Strategically, the collaboration supports ON’s goal of replacing lower‑margin legacy products with high‑margin GaN solutions. The company’s AI data‑center business has been growing rapidly, and the partnership positions ON to capture a larger share of the expanding high‑efficiency power market. While ON’s Q3 2025 earnings report noted a 12% decline in total revenue to $1.55 billion, the AI data‑center segment was reported to be doubling year‑over‑year, underscoring the importance of the GaN partnership in sustaining growth in this high‑margin area. The partnership also strengthens ON’s competitive stance against Infineon and STMicroelectronics, both of which are investing heavily in GaN technology.
Financially, ON’s Q3 2025 results showed a non‑GAAP gross margin of 38.0% and an operating margin of 19.2%, a decline from the 45.5% gross margin and 28.2% operating margin reported in Q3 2024. The company beat earnings estimates by $0.04 per share, driven by cost controls and a favorable product mix that favored higher‑margin GaN and AI‑related components. However, revenue fell 4% YoY, largely due to a decline in legacy automotive and industrial segments, offset by growth in the AI data‑center market. The company’s Q4 2025 guidance projects revenue between $1.48 billion and $1.58 billion, with EPS between $0.57 and $0.67, reflecting confidence in maintaining profitability while investing in new product development.
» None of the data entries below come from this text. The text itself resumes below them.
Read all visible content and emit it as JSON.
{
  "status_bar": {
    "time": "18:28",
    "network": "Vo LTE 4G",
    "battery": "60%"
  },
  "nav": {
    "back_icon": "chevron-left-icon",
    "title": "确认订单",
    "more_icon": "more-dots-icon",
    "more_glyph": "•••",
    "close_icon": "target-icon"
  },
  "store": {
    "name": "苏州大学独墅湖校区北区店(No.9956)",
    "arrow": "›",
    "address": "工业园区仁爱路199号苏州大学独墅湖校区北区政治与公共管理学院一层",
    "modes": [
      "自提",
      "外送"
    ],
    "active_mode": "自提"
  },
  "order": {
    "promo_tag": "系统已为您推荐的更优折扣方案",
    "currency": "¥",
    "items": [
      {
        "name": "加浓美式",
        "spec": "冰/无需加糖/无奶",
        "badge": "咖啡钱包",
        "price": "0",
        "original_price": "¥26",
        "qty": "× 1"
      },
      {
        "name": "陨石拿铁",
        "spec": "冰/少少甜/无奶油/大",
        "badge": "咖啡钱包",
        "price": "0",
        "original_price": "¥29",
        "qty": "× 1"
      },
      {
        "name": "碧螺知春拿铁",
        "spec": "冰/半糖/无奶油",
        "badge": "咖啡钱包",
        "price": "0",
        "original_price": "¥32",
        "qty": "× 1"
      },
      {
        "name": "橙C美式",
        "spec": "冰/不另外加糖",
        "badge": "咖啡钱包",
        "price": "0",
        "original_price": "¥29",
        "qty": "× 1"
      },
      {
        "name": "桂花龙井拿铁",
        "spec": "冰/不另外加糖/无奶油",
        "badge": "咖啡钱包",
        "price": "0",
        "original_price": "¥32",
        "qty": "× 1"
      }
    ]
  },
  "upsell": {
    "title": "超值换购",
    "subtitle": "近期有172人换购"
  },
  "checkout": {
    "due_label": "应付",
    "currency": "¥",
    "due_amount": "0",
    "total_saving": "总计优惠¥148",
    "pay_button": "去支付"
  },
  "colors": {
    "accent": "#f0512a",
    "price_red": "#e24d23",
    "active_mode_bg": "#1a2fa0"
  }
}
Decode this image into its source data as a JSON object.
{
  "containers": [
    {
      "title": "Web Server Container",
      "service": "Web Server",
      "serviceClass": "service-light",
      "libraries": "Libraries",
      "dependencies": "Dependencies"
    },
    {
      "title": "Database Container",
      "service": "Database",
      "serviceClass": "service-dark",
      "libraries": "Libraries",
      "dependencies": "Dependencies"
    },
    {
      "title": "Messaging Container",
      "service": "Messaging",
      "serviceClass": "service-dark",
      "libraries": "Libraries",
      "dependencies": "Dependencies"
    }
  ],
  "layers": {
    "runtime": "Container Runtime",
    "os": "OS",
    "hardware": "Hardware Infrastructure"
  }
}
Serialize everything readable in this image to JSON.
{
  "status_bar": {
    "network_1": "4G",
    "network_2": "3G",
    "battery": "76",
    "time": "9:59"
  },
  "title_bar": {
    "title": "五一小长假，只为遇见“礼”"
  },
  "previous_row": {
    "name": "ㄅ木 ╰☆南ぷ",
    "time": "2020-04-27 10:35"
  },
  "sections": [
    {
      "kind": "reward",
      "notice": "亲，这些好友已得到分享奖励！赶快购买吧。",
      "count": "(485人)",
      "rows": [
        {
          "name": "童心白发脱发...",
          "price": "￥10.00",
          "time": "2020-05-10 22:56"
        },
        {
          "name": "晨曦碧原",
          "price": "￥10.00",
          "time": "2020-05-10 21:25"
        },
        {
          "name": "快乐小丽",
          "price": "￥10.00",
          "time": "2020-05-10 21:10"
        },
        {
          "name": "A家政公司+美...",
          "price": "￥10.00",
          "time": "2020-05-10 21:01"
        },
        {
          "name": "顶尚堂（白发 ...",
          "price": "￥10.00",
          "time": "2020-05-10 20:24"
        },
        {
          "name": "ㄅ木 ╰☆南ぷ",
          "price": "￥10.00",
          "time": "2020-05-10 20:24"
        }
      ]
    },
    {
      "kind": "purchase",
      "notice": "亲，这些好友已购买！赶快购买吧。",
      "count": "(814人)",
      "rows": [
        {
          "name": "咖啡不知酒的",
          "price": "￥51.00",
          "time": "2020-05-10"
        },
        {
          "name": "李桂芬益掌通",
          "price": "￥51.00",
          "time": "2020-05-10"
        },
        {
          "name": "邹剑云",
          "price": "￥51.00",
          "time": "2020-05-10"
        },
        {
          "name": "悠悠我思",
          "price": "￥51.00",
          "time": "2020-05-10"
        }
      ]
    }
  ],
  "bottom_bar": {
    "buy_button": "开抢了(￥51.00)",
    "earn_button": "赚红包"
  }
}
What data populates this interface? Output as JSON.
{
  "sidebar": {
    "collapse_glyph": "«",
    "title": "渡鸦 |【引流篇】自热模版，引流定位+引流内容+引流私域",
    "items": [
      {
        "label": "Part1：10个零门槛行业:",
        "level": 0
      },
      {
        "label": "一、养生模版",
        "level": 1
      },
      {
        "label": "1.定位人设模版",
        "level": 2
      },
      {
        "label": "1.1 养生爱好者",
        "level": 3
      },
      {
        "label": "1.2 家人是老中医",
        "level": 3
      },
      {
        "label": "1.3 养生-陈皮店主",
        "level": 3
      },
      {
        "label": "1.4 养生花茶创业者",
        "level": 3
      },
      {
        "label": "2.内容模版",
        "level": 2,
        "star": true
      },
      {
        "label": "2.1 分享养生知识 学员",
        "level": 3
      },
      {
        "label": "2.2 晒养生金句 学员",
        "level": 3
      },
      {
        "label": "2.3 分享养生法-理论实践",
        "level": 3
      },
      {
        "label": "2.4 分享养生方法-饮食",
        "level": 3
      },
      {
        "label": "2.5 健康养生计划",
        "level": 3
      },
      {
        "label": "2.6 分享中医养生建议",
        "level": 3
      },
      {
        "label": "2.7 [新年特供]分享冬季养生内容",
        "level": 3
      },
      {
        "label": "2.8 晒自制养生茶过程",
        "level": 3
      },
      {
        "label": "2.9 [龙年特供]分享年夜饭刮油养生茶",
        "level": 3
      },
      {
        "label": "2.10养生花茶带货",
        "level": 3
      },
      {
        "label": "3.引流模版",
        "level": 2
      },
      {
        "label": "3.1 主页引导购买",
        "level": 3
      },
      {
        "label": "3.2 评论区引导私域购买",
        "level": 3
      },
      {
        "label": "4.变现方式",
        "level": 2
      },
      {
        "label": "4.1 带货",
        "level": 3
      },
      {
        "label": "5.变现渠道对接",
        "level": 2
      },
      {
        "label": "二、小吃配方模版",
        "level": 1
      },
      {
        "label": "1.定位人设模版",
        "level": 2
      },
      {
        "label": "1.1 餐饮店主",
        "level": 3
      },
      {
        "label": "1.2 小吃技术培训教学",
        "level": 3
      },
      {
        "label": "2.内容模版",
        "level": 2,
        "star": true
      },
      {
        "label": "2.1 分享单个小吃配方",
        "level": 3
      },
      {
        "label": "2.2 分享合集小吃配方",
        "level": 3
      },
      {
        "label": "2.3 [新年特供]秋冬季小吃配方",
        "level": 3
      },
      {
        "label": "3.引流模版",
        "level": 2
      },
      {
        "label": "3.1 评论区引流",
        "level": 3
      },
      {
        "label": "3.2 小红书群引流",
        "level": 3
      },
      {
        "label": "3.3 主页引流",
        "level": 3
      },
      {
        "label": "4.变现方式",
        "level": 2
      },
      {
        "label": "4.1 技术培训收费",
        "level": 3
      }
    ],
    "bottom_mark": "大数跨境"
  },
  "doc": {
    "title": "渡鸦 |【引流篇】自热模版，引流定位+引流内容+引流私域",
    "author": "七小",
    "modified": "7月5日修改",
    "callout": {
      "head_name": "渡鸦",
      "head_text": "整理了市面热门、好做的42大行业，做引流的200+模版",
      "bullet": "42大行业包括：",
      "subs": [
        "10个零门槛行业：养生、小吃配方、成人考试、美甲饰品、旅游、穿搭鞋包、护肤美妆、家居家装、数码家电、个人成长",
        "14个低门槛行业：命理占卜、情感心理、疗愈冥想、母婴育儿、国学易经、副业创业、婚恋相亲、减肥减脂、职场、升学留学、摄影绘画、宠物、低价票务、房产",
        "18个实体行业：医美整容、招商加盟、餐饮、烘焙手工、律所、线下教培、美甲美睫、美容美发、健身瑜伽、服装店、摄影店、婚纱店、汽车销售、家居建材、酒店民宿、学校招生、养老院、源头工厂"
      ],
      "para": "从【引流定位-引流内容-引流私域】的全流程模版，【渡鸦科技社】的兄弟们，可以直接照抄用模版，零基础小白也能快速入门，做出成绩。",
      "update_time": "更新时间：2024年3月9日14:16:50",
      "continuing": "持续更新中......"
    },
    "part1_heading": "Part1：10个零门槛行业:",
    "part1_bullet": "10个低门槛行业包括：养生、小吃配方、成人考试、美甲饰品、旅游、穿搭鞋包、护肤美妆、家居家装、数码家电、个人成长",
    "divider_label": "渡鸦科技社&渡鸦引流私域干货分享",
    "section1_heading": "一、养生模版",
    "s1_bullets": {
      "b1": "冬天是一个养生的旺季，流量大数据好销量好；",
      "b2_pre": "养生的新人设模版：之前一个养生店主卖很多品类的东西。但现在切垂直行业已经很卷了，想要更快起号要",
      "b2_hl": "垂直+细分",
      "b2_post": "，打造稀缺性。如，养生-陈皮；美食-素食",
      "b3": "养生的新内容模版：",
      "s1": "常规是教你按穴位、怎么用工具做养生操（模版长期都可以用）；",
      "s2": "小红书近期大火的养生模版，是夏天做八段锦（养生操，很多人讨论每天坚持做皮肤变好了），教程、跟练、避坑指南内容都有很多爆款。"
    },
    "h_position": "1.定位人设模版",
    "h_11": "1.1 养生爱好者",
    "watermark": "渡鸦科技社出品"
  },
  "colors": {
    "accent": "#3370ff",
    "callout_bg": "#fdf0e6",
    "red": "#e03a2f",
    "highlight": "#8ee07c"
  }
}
Management emphasized that the collaboration will accelerate time‑to‑market for high‑efficiency power solutions and support ON’s broader strategy of focusing on high‑growth verticals. CEO Hassane El‑Khoury highlighted the importance of “winning across the entire power spectrum” to capture share in automotive, industrial, and AI data‑center markets. While the financial terms of the partnership were not disclosed, the company indicated that the collaboration will involve shared manufacturing capacity and joint development of packaging and driver solutions. The partnership is expected to begin sampling in early 2026 and to expand into higher‑voltage and higher‑power devices as the technology matures.
The announcement was well received by investors, with ON’s shares rising 3.37% in pre‑market trading to $55.13. The positive market reaction reflects confidence that the GaN partnership will strengthen ON’s high‑margin product portfolio and support its AI data‑center growth trajectory, despite the broader revenue decline in other segments.